ところで、この副題がスタンリー・キューブリックの映画『博士の異常な愛情』からの引用/もじり(「または私は如何にして心配するのを止めて水爆を愛するようになったか」)であることはまず間違いないとして、であるならば、どうしたってこれはやはり〈皮肉〉であるわけで、「心配するのをやめ」ることにはひとまず負の意味が込められていると読まなければならない。ラスト、根本夫妻を招いて行われるビデオ鑑賞会のシーンは、いっさいが済んだあとの華やいだ(静かに華やいだ?)時間としてあるが、そこが華やいでいて、安堵に満ちていればいるほど、同時に一方で、この人はついに「心配するのをやめ」たのだ──〈パレスチナ〉を視ることをやめたのだ──という哀しみが強調される。むろん、根本が選択した「幸せ」──たとえば、〈妻が望むもの〉を選び取る、といったこと──を、戯曲は否定しない。そして、それが否定されないことによってこそかえって──、ということのくり返し……。
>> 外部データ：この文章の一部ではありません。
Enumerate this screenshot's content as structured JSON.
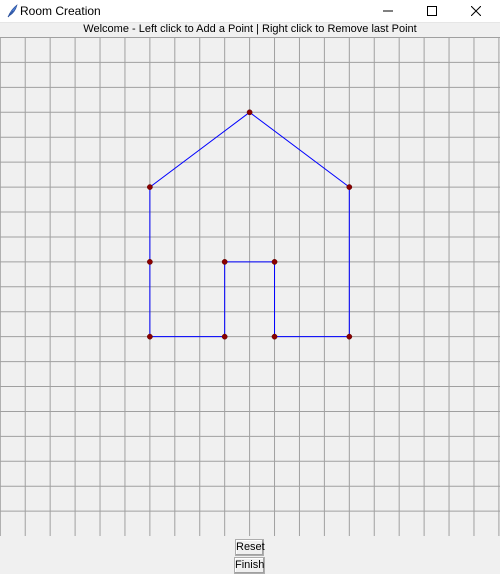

物語の期待を一身に背負うのは、結局のところ、その土地の成り立ちを描いたとされる一本の映画(『ニュータウン入口』)なのだろうか。「支部局長・加奈子」の言う台詞、「そうね、その映画ね」を聞くとき、なぜだろう、たとえば8ミリフィルムで撮られた家族の記録のような、ひどく個人的な題材を捉えたカメラの、淡い色合いが浮かぶ。その内容が戯曲中に描かれていないという意味で、映画は物語の外部にあり、そしてルールとして、物語の外部に答えを求めるべきではない。とすれば、やはり──
新宿駅に届けてもらったあと、上村君とふたり、ずいぶん長いこと話し込んでいた。いろいろ話したなあ(全部舞台のことですけど)。さらには中央線が何やら遅延・混雑していて、家に着くと1時を回っていた。妻の作ったスパゲティー・ナポリタンを食べて寝た。